The answer probably lies in a series of qualitative studies on over-indebtedness, including a well-known study from 2011 by Jessica Schicks in Ghana and our own very recent experience in New York City. Client over-indebtedness looks like a lot of things before it looks like a repayment problem. It looks like clients taking on additional work, depleting savings, selling assets, and undergoing severe stress, and at times, depression. It leads to feelings of shame and disempowerment, which is ironic since microfinance in its early stages was meant to empower people who had a limited voice in their societies. One of the cornerstones of microfinance is that borrowers pay back their loans because they want to protect their reputations, often their largest asset. But when protecting their reputation leads to severe sacrifices, we wonder whether the original premise made sense. Perhaps they were better off without the loans.
We did not stop at the MFI and market level – the next step in our thinking was to consider over-indebtedness at the client level. We used a standard measure, the debt-to-income ratio (DTI): monthly household debt as a percentage of total monthly household income. By applying the measure to a dataset from micro-entrepreneurs in the English-speaking Caribbean, we found that businesses with low returns, or those that do not invest loan proceeds into their business, can become over-indebted as easily as those who invest in consumption. For example, only 8 percent of those eligible borrowers in our data set with solid margins would have DTI above 25 percent after a microloan for their business. However, 23 percent of eligible borrowers with lower margins would spiral into DTI levels above 25 percent after a microloan.
Our thinking is still preliminary, and sharing it in these spaces can help us refine our ideas with input from others. Still, we believe that there is space to start acting on our findings. Firstly, data should be tracked and monitored more systematically and spikes in lending on aggregate should be seen with suspicion rather than promise. Regulators can play an important role in monitoring these trends, and tracking other indicators such as multiple loans and, of course, arrears. Investors and other second-tier lenders should be wary of balancing their own need to grow and raise new money with the risk of over-lending to MFIs. MFIs can and should track data more regularly as well, avoiding the trap of increasing loan sizes automatically when borrowers repay, rather than assessing borrowers’ use of funds and potential for growth. Consumer loans in particular have no rationale for becoming progressively larger, as consumption does not generate new income to pay off larger loans. Finally, end consumers need to take responsibility for their actions. Borrowing, while fraught with behavioral complexities in low-income market, is a voluntary choice. Stakeholders in the sector should offer clients the tools and information needed to make good choices for themselves, their businesses and their families.

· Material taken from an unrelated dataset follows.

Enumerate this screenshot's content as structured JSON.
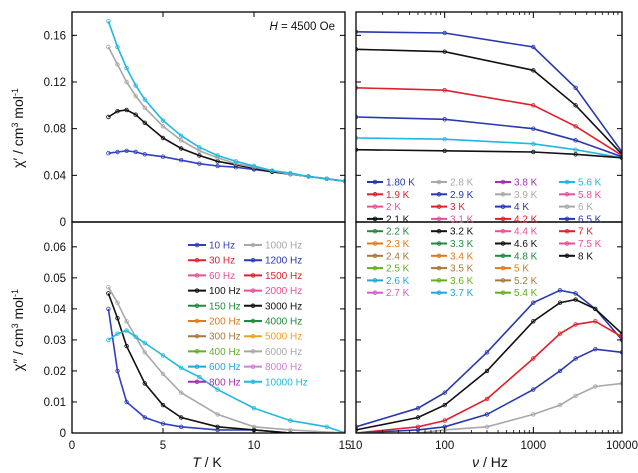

Over-indebtedness is the yang to microcredit’s yin: There can be no over-indebtedness without credit access. For that reason, we must be cautious about raising a moral red flag about the issue, at the risk of spurring a backlash against irresponsible lending that could exclude rather than include those who are harder to reach. Instead, we are better off rolling up our sleeves and taking many small and difficult steps toward strengthening a system that we now understand can do unintended harm.